А на верхнем этаже Таппенс хмуро разглядывала книгу, пытаясь понять, почему ее не оставляет ощущение, будто к основному повествованию добавилось что-то совершенно лишнее и чужеродное. Наконец она сообразила. На странице шестьдесят четвертой некоторые слова были подчеркнуты. Проведя с четверть часа за изучением этого ребуса, Таппенс, однако, так и не смогла установить какой-либо закономерности. Слова, подчеркнутые красными чернилами, шли совершенно вразброд. Она шепотом прочитала:

«Мэтчем тихонько вскрикнул; даже Дик вздрогнул и выронил крючок. Но людей, сидевших на полянке, стрела эта не испугала; для них она была условным сигналом, которого они давно ожидали. Они все разом вскочили на ноги, затягивая пояса, проверяя тетивы, вытаскивая из ножен мечи и кинжалы. Эллис поднял руку; лицо его озарилось неукротимой энергией, белки глаз ярко сверкали на загорелом лице…»[15].

Таппенс недоуменно покачала головой.

Она подошла к столу, где хранились письменные принадлежности, и взяла несколько листов бумаги, присланной на днях какой-то полиграфической фирмой в качестве образца. К вопросу, на какой именно бумаге будет значиться их новый адрес — Холлоукей, «Лавры» — Таппенс отнеслась со всей серьезностью.

— «Лавры»! — фыркнула она, презрительно взглянув на листок. — Глупость какая-то, а не название. С другой стороны, если его поменять, почтальоны запутаются в адресах.

Она принялась выписывать выделенные слова из книги и немедленно обнаружила, что подчеркнуты, собственно, говоря, не слова, а буквы.

— Ну это же совсем другое дело! — обрадовалась Таппенс в полной уверенности, что где буквы — там и какие-то варианты.

— A-а, вот ты где, — послышался голос Томми. — Спускайся ужинать. Как продвигаются дела с книгами?

— Плохо, — проговорила Таппенс. — Все слишком сложно.

— Да ну? — удивился Томми.

— Угу. Вот смотри… Это «Черная стрела» Стивенсона. Я стала ее перечитывать, и тут вдруг появились страницы с пометками красными чернилами.

— Бывает, — сказал Томми, — хотя и не обязательно красными. Есть любители черкать в книгах. Отмечают любимые места, цитаты…

— Да нет, — отмахнулась Таппенс. — Здесь совсем другой случай. Здесь буквы.

— Что буквы?

— Подойди сюда.

Томми подошел, присел на ручку кресла и прочитал вслух строки, указанные Таппенс:

— «Мэтчем тихонько вскрикнул; даже вздрогнул, выронил людей на полянке испугала условным все разом» — тут я не разберу — «вытаскивая из ножен мечи Эллис неукротимой энергией…» — Бред какой-то!
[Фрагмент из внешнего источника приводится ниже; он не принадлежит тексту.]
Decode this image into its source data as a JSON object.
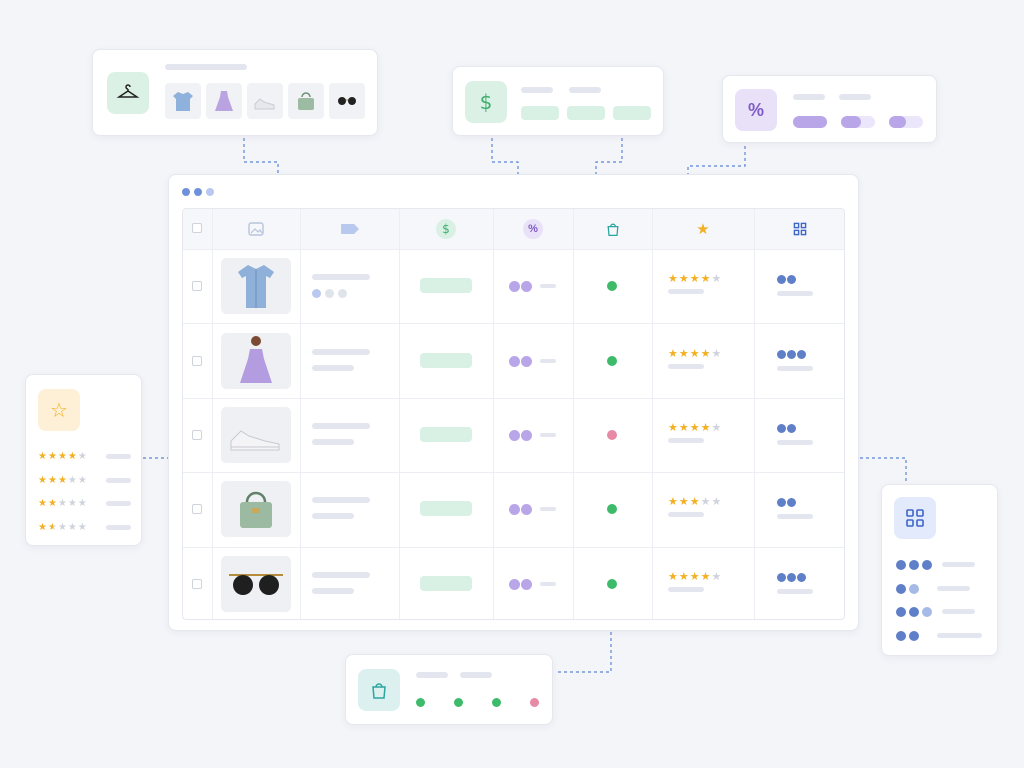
{
  "colors": {
    "accent_green": "#3fae6f",
    "accent_purple": "#8b6fd4",
    "accent_blue": "#4f77d1",
    "star": "#f2b022",
    "status_pink": "#e78aa6",
    "status_green": "#3dbb6a"
  },
  "header_icons": [
    "checkbox",
    "image-icon",
    "tag-icon",
    "dollar-icon",
    "percent-icon",
    "bag-icon",
    "star-icon",
    "grid-icon"
  ],
  "rows": [
    {
      "product": "shirt",
      "dots_gray": 3,
      "status": "green",
      "rating": 4,
      "rating_bars": 1,
      "grid_dots": 2
    },
    {
      "product": "dress",
      "dots_gray": 0,
      "status": "green",
      "rating": 4,
      "rating_bars": 1,
      "grid_dots": 3
    },
    {
      "product": "sneakers",
      "dots_gray": 0,
      "status": "pink",
      "rating": 4,
      "rating_bars": 1,
      "grid_dots": 2
    },
    {
      "product": "handbag",
      "dots_gray": 0,
      "status": "green",
      "rating": 3,
      "rating_bars": 1,
      "grid_dots": 2
    },
    {
      "product": "sunglasses",
      "dots_gray": 0,
      "status": "green",
      "rating": 4,
      "rating_bars": 1,
      "grid_dots": 3
    }
  ],
  "rating_panel": [
    {
      "rating": 4
    },
    {
      "rating": 3
    },
    {
      "rating": 2
    },
    {
      "rating": 1.5
    }
  ],
  "status_panel": [
    "green",
    "green",
    "green",
    "pink"
  ],
  "grid_panel": [
    [
      3,
      "dark"
    ],
    [
      2,
      "mixed"
    ],
    [
      3,
      "mixed"
    ],
    [
      2,
      "dark"
    ]
  ]
}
— Да, — согласилась Таппенс, — сначала мне тоже так показалось. Но это не бред, Томми.

Снизу донесся звук колокольчика.

— Пойдем ужинать, а?

— Погоди. Настоящим расследованием можно заняться и после ужина, но я лопну от нетерпения, если прежде не расскажу тебе все.

— Опять чего-то себе напридумывала?

— А вот и нет. Понимаешь, я просто выписала буквы. Вот смотри, на этой странице в слове «Мэтчем», подчеркнуты «М» и «э». Идем дальше. В слове «вскрикнул» подчеркнуты «р» и «и». Потом еще «д» и «ж» из «даже», «о» из «вздрогнул», «р» из «выронил», «д» из «людей», «а» из «на» и «н» из «полянке»…

— Ради бога, — замотал головой Томми. — Может, хватит?..

— Погоди, — отмахнулась Таппенс. — Смотри, что получается, если выписать все эти буквы по порядку. Получается: М-Э-Р-И.

— Ну и что?

— «Мэри»! — с нажимом повторила Таппенс.

— Замечательно, — сказал Томми, — получается «Мэри». И очень изобретательная Мэри. Скорее всего, ей просто захотелось увековечить в книге свое имя. Обычное дело.

— Допустим, — согласилась Таппенс, — но следующие подчеркнутые буквы образуют слово Д — Ж — О — Р — Д — А — Н.